Randolph Caldecott, born March 22nd, 1846, whose drawings show energy, humor, and mischief, is still upheld as the model for illustrators of children’s books. Caldecott, Greenaway, and Walter Crane ushered in the golden age of book illustration.
Discouraged from art by his father, Caldecott became a banker, but colleagues often found sketches of dogs and horses among his bills and ledgers. He began to take art classes on the side and published his first drawings in 1872. He illustrated travel books as it allowed him to travel to warmer climates for his continued ill health during English winters. Printer Edmund Evans convinced him to team up and begin work on what became sixteen picture books for children. The first was The Diverting History of John Gilpin, published in 1878.

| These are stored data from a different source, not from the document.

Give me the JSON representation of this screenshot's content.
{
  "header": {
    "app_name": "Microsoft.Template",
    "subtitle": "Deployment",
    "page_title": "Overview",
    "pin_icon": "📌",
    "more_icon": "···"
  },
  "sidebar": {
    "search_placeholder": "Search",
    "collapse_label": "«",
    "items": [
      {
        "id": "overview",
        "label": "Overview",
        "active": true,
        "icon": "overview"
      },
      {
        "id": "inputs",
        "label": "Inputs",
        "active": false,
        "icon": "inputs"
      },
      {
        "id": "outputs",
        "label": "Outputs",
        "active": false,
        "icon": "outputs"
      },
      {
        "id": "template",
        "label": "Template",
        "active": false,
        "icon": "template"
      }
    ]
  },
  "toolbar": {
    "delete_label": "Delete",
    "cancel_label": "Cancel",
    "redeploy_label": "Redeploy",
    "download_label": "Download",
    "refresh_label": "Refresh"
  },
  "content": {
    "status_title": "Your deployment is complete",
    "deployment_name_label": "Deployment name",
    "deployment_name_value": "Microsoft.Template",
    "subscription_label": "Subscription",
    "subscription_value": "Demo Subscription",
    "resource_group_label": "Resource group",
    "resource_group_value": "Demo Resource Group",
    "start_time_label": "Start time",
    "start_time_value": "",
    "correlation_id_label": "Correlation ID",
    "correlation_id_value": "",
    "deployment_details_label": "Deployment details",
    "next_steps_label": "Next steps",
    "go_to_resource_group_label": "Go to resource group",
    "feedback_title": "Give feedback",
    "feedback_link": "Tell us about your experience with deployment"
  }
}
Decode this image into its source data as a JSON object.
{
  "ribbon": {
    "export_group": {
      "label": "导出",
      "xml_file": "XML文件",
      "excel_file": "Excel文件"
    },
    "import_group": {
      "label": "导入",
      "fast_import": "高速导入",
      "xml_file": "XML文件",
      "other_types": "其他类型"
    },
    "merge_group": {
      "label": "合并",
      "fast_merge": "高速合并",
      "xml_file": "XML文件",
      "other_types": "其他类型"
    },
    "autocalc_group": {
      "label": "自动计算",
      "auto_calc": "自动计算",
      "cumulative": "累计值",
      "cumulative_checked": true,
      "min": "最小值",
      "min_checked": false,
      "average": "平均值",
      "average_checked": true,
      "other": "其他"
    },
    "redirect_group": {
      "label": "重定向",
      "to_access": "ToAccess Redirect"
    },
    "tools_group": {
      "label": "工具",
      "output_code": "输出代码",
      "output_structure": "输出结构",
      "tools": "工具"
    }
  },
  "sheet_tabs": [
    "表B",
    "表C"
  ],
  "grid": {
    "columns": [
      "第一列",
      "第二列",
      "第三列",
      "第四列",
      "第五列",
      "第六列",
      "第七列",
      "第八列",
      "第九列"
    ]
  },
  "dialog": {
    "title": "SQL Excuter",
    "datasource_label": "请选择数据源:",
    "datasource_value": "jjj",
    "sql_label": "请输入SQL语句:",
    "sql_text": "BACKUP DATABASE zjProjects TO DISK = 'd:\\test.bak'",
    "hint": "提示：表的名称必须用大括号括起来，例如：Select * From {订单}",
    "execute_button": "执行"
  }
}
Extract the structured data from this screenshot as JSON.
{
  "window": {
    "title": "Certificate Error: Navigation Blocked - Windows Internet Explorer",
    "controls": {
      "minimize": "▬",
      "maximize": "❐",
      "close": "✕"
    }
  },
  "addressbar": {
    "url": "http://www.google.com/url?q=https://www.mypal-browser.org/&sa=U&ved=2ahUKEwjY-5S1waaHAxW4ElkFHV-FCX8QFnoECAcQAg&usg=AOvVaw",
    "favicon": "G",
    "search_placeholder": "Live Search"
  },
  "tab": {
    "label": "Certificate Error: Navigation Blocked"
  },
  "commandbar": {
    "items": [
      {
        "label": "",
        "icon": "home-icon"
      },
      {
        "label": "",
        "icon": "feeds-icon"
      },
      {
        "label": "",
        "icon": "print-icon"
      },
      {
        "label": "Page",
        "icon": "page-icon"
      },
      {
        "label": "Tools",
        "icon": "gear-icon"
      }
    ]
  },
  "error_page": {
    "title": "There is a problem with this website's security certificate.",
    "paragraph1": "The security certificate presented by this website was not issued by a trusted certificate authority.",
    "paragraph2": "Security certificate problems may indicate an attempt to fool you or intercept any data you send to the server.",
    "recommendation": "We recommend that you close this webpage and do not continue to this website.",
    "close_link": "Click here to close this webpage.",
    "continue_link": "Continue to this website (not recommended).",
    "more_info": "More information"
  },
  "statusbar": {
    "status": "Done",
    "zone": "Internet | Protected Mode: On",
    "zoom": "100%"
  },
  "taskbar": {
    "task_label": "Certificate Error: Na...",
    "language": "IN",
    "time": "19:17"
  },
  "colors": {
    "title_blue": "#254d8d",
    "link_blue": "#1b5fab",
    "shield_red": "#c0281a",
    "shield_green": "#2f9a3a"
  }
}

Caldecott exhibited skilled draftsmanship, with as much care for detail as with the empty space on the page. He began with a blank book of the right size and number of pages and planned what text and illustration would fall on each page. Then he began to draw. He never fussed with corrections. If he made a mistake, the drawing was tossed aside and started again. He would then send the finished art to Edmund Evans, who, with his team of engravers, would oversee the printing production. They hand engraved the drawings and color separations onto separate pieces of boxwood, sometimes as many as six wood block plates to create a single illustration.
Caldecott’s timeless ability to extend text in unique and surprising ways is why the award for “the most distinguished picture book illustration” is in his name. He died in 1886.